Many traditional landrace varieties are sensitive to photoperiod, requiring days shorter than a certain maximum before they will flower and produce grain. Such varieties may fail to flower and produce grain when grown at different latitudes or even similar latitudes with different temperature regimes.

The agronomy of sorghum production in mechanized agriculture is quite different to that in traditional production systems. In developed agriculture sorghum is grown as a row crop at plant densities suited to the available moisture.

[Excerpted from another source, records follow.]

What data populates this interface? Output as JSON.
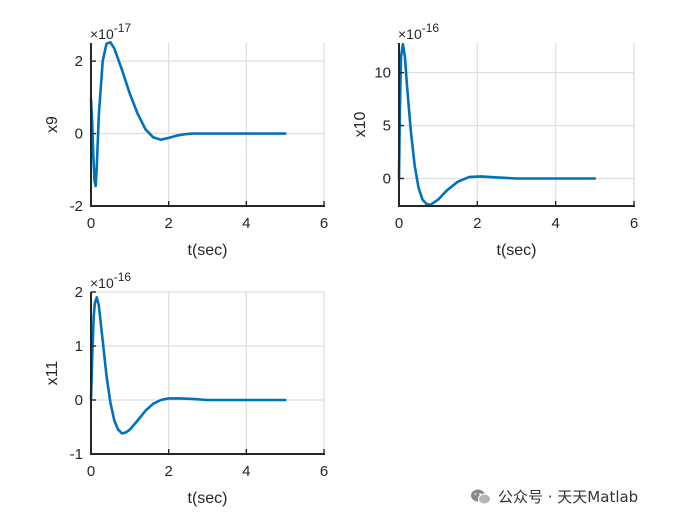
{
  "colors": {
    "line": "#0072BD",
    "axis": "#262626",
    "grid": "#DFDFDF"
  },
  "watermark": {
    "text": "公众号 · 天天Matlab",
    "icon": "wechat-icon"
  },
  "chart_data": [
    {
      "type": "line",
      "ylabel": "x9",
      "xlabel": "t(sec)",
      "exponent": "-17",
      "xlim": [
        0,
        6
      ],
      "ylim": [
        -2,
        2.5
      ],
      "xticks": [
        0,
        2,
        4,
        6
      ],
      "yticks": [
        -2,
        0,
        2
      ],
      "grid": true,
      "series": [
        {
          "x": [
            0,
            0.03,
            0.06,
            0.09,
            0.12,
            0.15,
            0.2,
            0.3,
            0.4,
            0.5,
            0.6,
            0.8,
            1.0,
            1.2,
            1.4,
            1.6,
            1.8,
            2.0,
            2.2,
            2.4,
            2.6,
            3.0,
            3.5,
            4.0,
            4.5,
            5.0
          ],
          "y": [
            0.95,
            0.3,
            -0.6,
            -1.3,
            -1.45,
            -0.9,
            0.5,
            2.0,
            2.48,
            2.52,
            2.35,
            1.75,
            1.1,
            0.55,
            0.12,
            -0.1,
            -0.17,
            -0.12,
            -0.06,
            -0.02,
            0,
            0,
            0,
            0,
            0,
            0
          ]
        }
      ]
    },
    {
      "type": "line",
      "ylabel": "x10",
      "xlabel": "t(sec)",
      "exponent": "-16",
      "xlim": [
        0,
        6
      ],
      "ylim": [
        -2.6,
        12.8
      ],
      "xticks": [
        0,
        2,
        4,
        6
      ],
      "yticks": [
        0,
        5,
        10
      ],
      "grid": true,
      "series": [
        {
          "x": [
            0,
            0.02,
            0.05,
            0.1,
            0.15,
            0.2,
            0.3,
            0.4,
            0.5,
            0.6,
            0.7,
            0.8,
            1.0,
            1.2,
            1.5,
            1.8,
            2.1,
            2.5,
            3.0,
            3.5,
            4.0,
            4.5,
            5.0
          ],
          "y": [
            0,
            6,
            11.5,
            12.7,
            11.5,
            9,
            4.5,
            1.2,
            -0.9,
            -2.0,
            -2.4,
            -2.5,
            -2.0,
            -1.2,
            -0.3,
            0.15,
            0.2,
            0.1,
            0,
            0,
            0,
            0,
            0
          ]
        }
      ]
    },
    {
      "type": "line",
      "ylabel": "x11",
      "xlabel": "t(sec)",
      "exponent": "-16",
      "xlim": [
        0,
        6
      ],
      "ylim": [
        -1,
        2
      ],
      "xticks": [
        0,
        2,
        4,
        6
      ],
      "yticks": [
        -1,
        0,
        1,
        2
      ],
      "grid": true,
      "series": [
        {
          "x": [
            0,
            0.03,
            0.07,
            0.1,
            0.15,
            0.2,
            0.3,
            0.4,
            0.5,
            0.6,
            0.7,
            0.8,
            0.9,
            1.0,
            1.2,
            1.4,
            1.6,
            1.8,
            2.0,
            2.3,
            2.6,
            3.0,
            3.5,
            4.0,
            4.5,
            5.0
          ],
          "y": [
            0,
            0.8,
            1.55,
            1.8,
            1.9,
            1.75,
            1.1,
            0.45,
            -0.05,
            -0.38,
            -0.55,
            -0.62,
            -0.6,
            -0.55,
            -0.38,
            -0.2,
            -0.07,
            0,
            0.03,
            0.03,
            0.02,
            0,
            0,
            0,
            0,
            0
          ]
        }
      ]
    }
  ]
}
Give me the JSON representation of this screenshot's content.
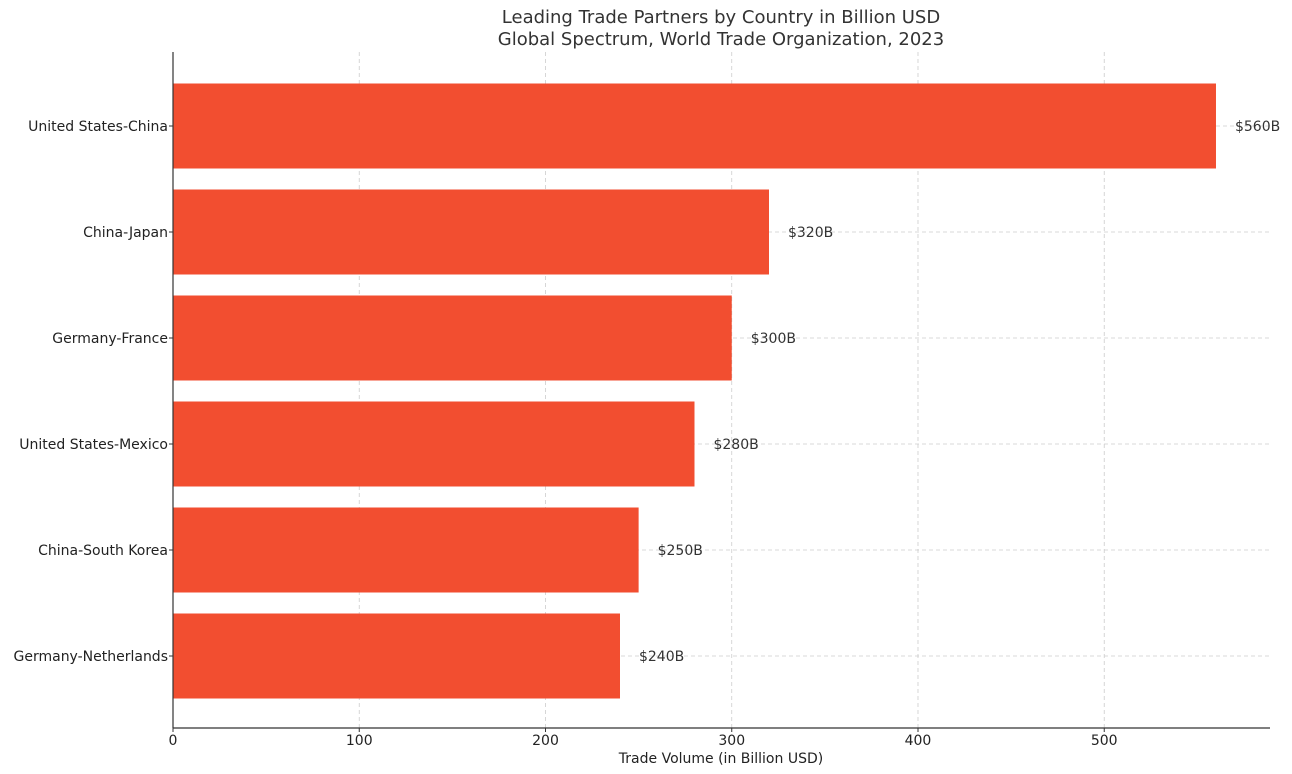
{
  "chart_data": {
    "type": "bar",
    "orientation": "horizontal",
    "title": "Leading Trade Partners by Country in Billion USD",
    "subtitle": "Global Spectrum, World Trade Organization, 2023",
    "xlabel": "Trade Volume (in Billion USD)",
    "ylabel": "",
    "xlim": [
      0,
      589
    ],
    "xticks": [
      0,
      100,
      200,
      300,
      400,
      500
    ],
    "grid": true,
    "bar_color": "#f24e30",
    "categories": [
      "United States-China",
      "China-Japan",
      "Germany-France",
      "United States-Mexico",
      "China-South Korea",
      "Germany-Netherlands"
    ],
    "values": [
      560,
      320,
      300,
      280,
      250,
      240
    ],
    "value_labels": [
      "$560B",
      "$320B",
      "$300B",
      "$280B",
      "$250B",
      "$240B"
    ]
  }
}
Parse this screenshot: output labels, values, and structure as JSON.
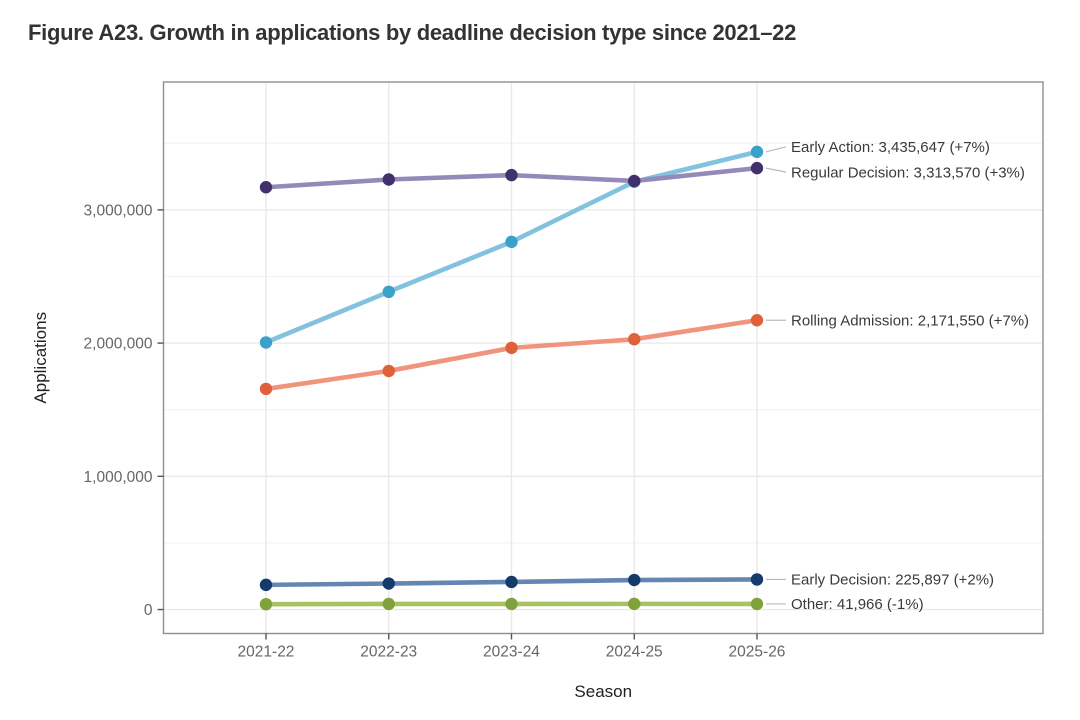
{
  "page": {
    "title": "Figure A23. Growth in applications by deadline decision type since 2021–22"
  },
  "chart_data": {
    "type": "line",
    "title": "Figure A23. Growth in applications by deadline decision type since 2021–22",
    "xlabel": "Season",
    "ylabel": "Applications",
    "categories": [
      "2021-22",
      "2022-23",
      "2023-24",
      "2024-25",
      "2025-26"
    ],
    "y_axis": {
      "ticks": [
        0,
        1000000,
        2000000,
        3000000
      ],
      "tick_labels": [
        "0",
        "1,000,000",
        "2,000,000",
        "3,000,000"
      ],
      "minor_ticks": [
        500000,
        1500000,
        2500000,
        3500000
      ],
      "range_shown": [
        -180000,
        3960000
      ]
    },
    "grid": true,
    "legend": "direct labels at right of last point",
    "series": [
      {
        "name": "Early Action",
        "values": [
          2005000,
          2385000,
          2760000,
          3211000,
          3435647
        ],
        "final_value": 3435647,
        "label": "Early Action: 3,435,647 (+7%)",
        "line_color": "#82c2de",
        "point_color": "#3aa2c8"
      },
      {
        "name": "Regular Decision",
        "values": [
          3170000,
          3228000,
          3261000,
          3217000,
          3313570
        ],
        "final_value": 3313570,
        "label": "Regular Decision: 3,313,570 (+3%)",
        "line_color": "#9489b9",
        "point_color": "#41306c"
      },
      {
        "name": "Rolling Admission",
        "values": [
          1656000,
          1791000,
          1964000,
          2029000,
          2171550
        ],
        "final_value": 2171550,
        "label": "Rolling Admission: 2,171,550 (+7%)",
        "line_color": "#f0947d",
        "point_color": "#e0603c"
      },
      {
        "name": "Early Decision",
        "values": [
          185000,
          195000,
          207000,
          221468,
          225897
        ],
        "final_value": 225897,
        "label": "Early Decision: 225,897 (+2%)",
        "line_color": "#6486b2",
        "point_color": "#153b6d"
      },
      {
        "name": "Other",
        "values": [
          40000,
          41800,
          41800,
          42390,
          41966
        ],
        "final_value": 41966,
        "label": "Other: 41,966 (-1%)",
        "line_color": "#aac162",
        "point_color": "#7fa23b"
      }
    ],
    "style_colors": {
      "gridline_major": "#e8e8e8",
      "gridline_minor": "#f3f3f3",
      "panel_border": "#8f8f8f",
      "tick_label": "#666666",
      "axis_title": "#222222",
      "annotation_text": "#3a3a3a",
      "leader_line": "#bbbbbb"
    }
  }
}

Nitrogen fertilizer may be applied entirely pre-planting or split between a “starter” application and a later targeted “top-up” when the likely yield is more predictable. Herbicide application may be used to desiccate the sorghum plant and grain in preparation for harvest.

Generally maize is produced in higher rainfall areas and sorghum is cultivated in more marginal environments. From 2004-2013 Africa produced 40% of the world’s sorghum, the Americas 37%, and 20% was produced in Asia and Oceania. Grain sorghum is grown in over 100 countries but of these, only 14 produce about a million tonnes or more annually. In recent decades the Unites States has produced most, other major producers are Nigeria, India and Mexico.